The Prime Minister, Carlo Azeglio Ciampi, expressed 'deep concern' that the campaign was being disrupted after police went to the Forza Italia headquarters in Rome and Milan asking for lists of the candidates and heads of more than 10,000 Forza Italia clubs around the country.

They had been sent by magistrates in Palmi, Calabria, who are investigating illegal masonic networks. The magistrates denied any political motive. 'We are not conducting politics, we are doing our job,' one said. They stressed that the move was connected with investigations against a few individuals, not against Forza Italia.

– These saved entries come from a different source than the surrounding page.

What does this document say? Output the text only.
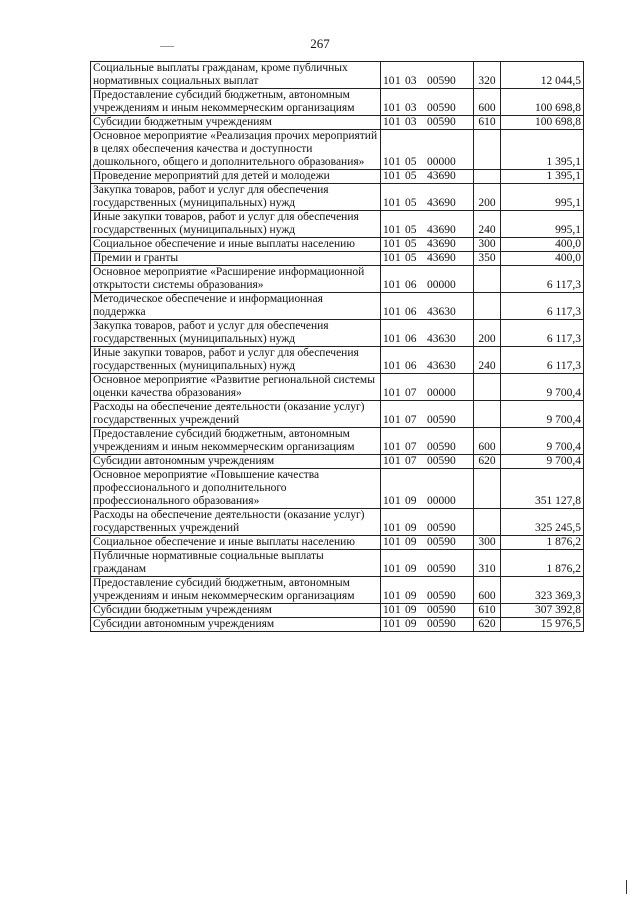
267
Социальные выплаты гражданам, кроме публичных нормативных социальных выплат	101 03 00590	320	12 044,5
Предоставление субсидий бюджетным, автономным учреждениям и иным некоммерческим организациям	101 03 00590	600	100 698,8
Субсидии бюджетным учреждениям	101 03 00590	610	100 698,8
Основное мероприятие «Реализация прочих мероприятий в целях обеспечения качества и доступности дошкольного, общего и дополнительного образования»	101 05 00000		1 395,1
Проведение мероприятий для детей и молодежи	101 05 43690		1 395,1
Закупка товаров, работ и услуг для обеспечения государственных (муниципальных) нужд	101 05 43690	200	995,1
Иные закупки товаров, работ и услуг для обеспечения государственных (муниципальных) нужд	101 05 43690	240	995,1
Социальное обеспечение и иные выплаты населению	101 05 43690	300	400,0
Премии и гранты	101 05 43690	350	400,0
Основное мероприятие «Расширение информационной открытости системы образования»	101 06 00000		6 117,3
Методическое обеспечение и информационная поддержка	101 06 43630		6 117,3
Закупка товаров, работ и услуг для обеспечения государственных (муниципальных) нужд	101 06 43630	200	6 117,3
Иные закупки товаров, работ и услуг для обеспечения государственных (муниципальных) нужд	101 06 43630	240	6 117,3
Основное мероприятие «Развитие региональной системы оценки качества образования»	101 07 00000		9 700,4
Расходы на обеспечение деятельности (оказание услуг) государственных учреждений	101 07 00590		9 700,4
Предоставление субсидий бюджетным, автономным учреждениям и иным некоммерческим организациям	101 07 00590	600	9 700,4
Субсидии автономным учреждениям	101 07 00590	620	9 700,4
Основное мероприятие «Повышение качества профессионального и дополнительного профессионального образования»	101 09 00000		351 127,8
Расходы на обеспечение деятельности (оказание услуг) государственных учреждений	101 09 00590		325 245,5
Социальное обеспечение и иные выплаты населению	101 09 00590	300	1 876,2
Публичные нормативные социальные выплаты гражданам	101 09 00590	310	1 876,2
Предоставление субсидий бюджетным, автономным учреждениям и иным некоммерческим организациям	101 09 00590	600	323 369,3
Субсидии бюджетным учреждениям	101 09 00590	610	307 392,8
Субсидии автономным учреждениям	101 09 00590	620	15 976,5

The episode nevertheless linked Forza Italia with masonic-Mafia-political networks on the lines of the P2 masonic lodge, which the Palmi magistrates have been investigating for three years. Mr Berlusconi was a member of P2, but denies ever having had an active role.

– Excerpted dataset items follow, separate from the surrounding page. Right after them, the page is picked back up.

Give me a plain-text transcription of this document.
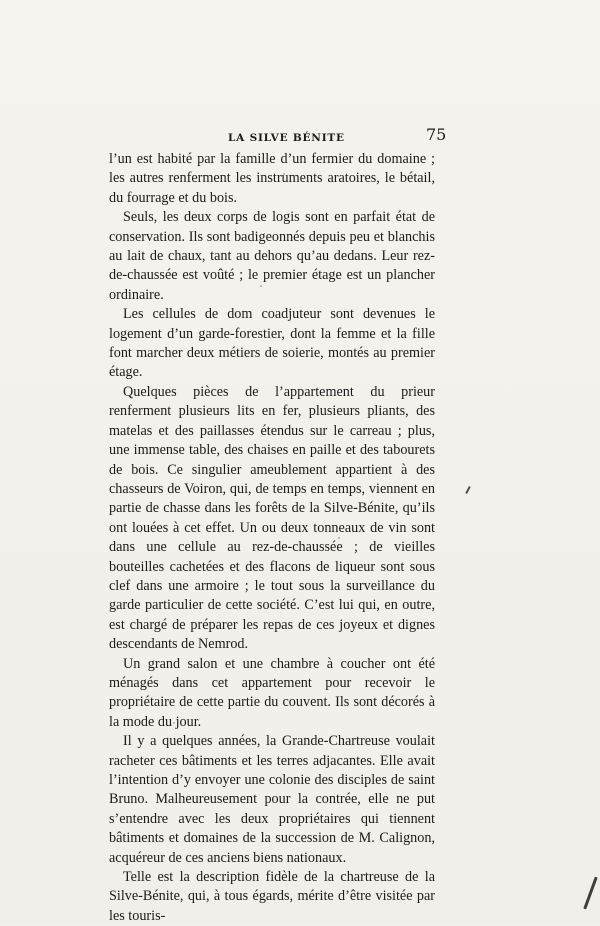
LA SILVE BÉNITE	75

l’un est habité par la famille d’un fermier du domaine ; les autres renferment les instruments aratoires, le bétail, du fourrage et du bois.

Seuls, les deux corps de logis sont en parfait état de conservation. Ils sont badigeonnés depuis peu et blanchis au lait de chaux, tant au dehors qu’au dedans. Leur rez-de-chaussée est voûté ; le premier étage est un plancher ordinaire.

Les cellules de dom coadjuteur sont devenues le logement d’un garde-forestier, dont la femme et la fille font marcher deux métiers de soierie, montés au premier étage.

Quelques pièces de l’appartement du prieur renferment plusieurs lits en fer, plusieurs pliants, des matelas et des paillasses étendus sur le carreau ; plus, une immense table, des chaises en paille et des tabourets de bois. Ce singulier ameublement appartient à des chasseurs de Voiron, qui, de temps en temps, viennent en partie de chasse dans les forêts de la Silve-Bénite, qu’ils ont louées à cet effet. Un ou deux tonneaux de vin sont dans une cellule au rez-de-chaussée ; de vieilles bouteilles cachetées et des flacons de liqueur sont sous clef dans une armoire ; le tout sous la surveillance du garde particulier de cette société. C’est lui qui, en outre, est chargé de préparer les repas de ces joyeux et dignes descendants de Nemrod.

Un grand salon et une chambre à coucher ont été ménagés dans cet appartement pour recevoir le propriétaire de cette partie du couvent. Ils sont décorés à la mode du jour.

Il y a quelques années, la Grande-Chartreuse voulait racheter ces bâtiments et les terres adjacantes. Elle avait l’intention d’y envoyer une colonie des disciples de saint Bruno. Malheureusement pour la contrée, elle ne put s’entendre avec les deux propriétaires qui tiennent bâtiments et domaines de la succession de M. Calignon, acquéreur de ces anciens biens nationaux.

Telle est la description fidèle de la chartreuse de la Silve-Bénite, qui, à tous égards, mérite d’être visitée par les touris-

He issued a furious statement yesterday, declaring that 'these things happen only in totalitarian states', and has demanded that the President 'put an end to this provocation against Italians' freedom'. President Oscar Luigi Scalfaro met the High Council of the Judiciary last night to discuss the raid.

During the campaign Mr Berlusconi has seen Paolo, his brother and business associate, arrested on suspicion of corruption, executives of his business empire under investigation for issuing false invoices, allegations by pentiti (Mafia supergrasses) of links between one of his right-hand men, Marcello dell' Utri, and the Mafia. Yesterday there were claims that Forza Italia in Sicily offered jobs in exchange for votes.

Luciano Violante, respected chairman of the parliamentary anti-Mafia Commission and a member of the former Communist PDS, resigned yesterday amid fierce protests from the Berlusconi camp over his supposed disclosure to the daily newspaper La Stampa that Mr dell' Utri's brother was being investigated for alleged drug and arms trafficking. Dr Violante, a former magistrate, claimed that the purported disclosure, which he denies, was a 'trap' set by Forza Italia to discredit him.